File: LASSO_reformatPythonOutput.m

Description: This MATLAB script reformats the output from the LASSO Python code for ease of data handling in LASSO_ensembleLearning.m. You need to have saved the block of text from LASSO_Panels.ipynb as a text file before running this.

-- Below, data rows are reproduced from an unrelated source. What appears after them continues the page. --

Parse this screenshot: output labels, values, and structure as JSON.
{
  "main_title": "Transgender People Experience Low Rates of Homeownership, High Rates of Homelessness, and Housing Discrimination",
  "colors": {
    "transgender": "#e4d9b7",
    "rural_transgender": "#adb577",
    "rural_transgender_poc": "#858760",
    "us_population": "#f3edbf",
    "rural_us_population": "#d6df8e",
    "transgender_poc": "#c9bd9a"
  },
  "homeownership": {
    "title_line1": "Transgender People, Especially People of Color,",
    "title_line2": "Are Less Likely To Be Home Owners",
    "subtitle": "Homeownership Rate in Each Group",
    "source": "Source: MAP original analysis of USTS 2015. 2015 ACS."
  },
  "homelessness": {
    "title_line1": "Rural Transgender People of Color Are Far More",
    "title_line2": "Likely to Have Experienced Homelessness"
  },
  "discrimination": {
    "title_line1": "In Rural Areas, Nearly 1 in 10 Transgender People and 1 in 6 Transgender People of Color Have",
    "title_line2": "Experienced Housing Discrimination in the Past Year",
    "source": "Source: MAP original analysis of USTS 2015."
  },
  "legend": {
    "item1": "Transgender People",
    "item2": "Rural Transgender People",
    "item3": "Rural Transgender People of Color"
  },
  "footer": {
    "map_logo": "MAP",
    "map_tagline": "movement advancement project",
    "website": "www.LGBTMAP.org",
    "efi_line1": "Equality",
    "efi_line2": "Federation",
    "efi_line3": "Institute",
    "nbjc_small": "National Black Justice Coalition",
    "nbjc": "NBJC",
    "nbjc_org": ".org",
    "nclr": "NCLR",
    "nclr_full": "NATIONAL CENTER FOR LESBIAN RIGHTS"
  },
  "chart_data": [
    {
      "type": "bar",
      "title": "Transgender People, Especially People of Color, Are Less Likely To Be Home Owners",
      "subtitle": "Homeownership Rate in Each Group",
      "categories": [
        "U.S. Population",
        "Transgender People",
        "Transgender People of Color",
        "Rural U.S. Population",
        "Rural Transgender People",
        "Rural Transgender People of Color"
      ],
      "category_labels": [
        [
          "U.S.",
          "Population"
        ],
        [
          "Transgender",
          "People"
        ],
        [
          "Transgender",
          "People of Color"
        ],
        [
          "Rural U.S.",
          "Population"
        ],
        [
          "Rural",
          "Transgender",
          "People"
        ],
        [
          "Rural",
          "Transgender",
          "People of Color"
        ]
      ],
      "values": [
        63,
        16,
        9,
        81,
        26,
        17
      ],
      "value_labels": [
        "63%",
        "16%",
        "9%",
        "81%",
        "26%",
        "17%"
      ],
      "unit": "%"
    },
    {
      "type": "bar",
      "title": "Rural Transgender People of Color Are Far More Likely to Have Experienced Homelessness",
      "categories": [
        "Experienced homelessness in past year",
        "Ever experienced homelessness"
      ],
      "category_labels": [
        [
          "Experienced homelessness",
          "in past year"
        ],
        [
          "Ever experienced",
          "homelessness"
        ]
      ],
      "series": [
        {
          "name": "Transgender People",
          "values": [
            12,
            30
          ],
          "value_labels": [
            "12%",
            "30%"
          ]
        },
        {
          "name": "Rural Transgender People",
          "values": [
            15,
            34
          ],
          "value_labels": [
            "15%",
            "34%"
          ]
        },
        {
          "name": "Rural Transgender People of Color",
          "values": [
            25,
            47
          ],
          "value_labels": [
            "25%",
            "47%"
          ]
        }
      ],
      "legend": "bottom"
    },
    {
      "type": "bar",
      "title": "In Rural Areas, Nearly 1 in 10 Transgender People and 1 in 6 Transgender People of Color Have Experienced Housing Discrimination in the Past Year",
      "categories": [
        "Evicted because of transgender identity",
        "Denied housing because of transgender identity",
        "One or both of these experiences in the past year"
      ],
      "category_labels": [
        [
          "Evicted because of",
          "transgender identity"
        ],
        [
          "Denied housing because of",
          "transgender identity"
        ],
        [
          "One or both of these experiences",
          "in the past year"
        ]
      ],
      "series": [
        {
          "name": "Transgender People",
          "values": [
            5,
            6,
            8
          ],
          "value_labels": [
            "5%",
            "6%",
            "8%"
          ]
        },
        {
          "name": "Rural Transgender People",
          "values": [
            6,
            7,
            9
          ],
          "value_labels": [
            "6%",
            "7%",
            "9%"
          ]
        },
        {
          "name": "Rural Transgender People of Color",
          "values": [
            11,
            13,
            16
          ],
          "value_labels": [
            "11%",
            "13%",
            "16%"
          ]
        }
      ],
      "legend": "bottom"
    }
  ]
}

File: LASSO_ensembleLearning.m

Description: This MATLAB script uses disease cohort data to evaluate the performance of the LASSO selected panels and generate AUC and accuracy measurements for the combination of the markers within each panel. The ensemble model performance is evaluated using 10-fold cross-validation repeated 5x. You will need to have run LASSO_reformatPythonOutput.m before this code. You will also need to place this script in the same folder as the Sequencing_SIMOA_Data.xlsx file associated with this study.

Code/software

To open the data and code provided in this submission, you will need Microsoft Excel, Jupyter Notebook (v7), and MATLAB_R2024a. LASSO_Panels.ipynb uses the following packages: numpy, pandas, scikit-learn. LASSO_reformatPythonOutput.m and LASSO_ensembleLearning.m are run in MATLAB and require the Statistics and Machine Learning Toolbox.

Human subjects data

All participants or their proxies provided informed consent for this analysis. Individual identifiers and demographic information have been removed to protect patient privacy.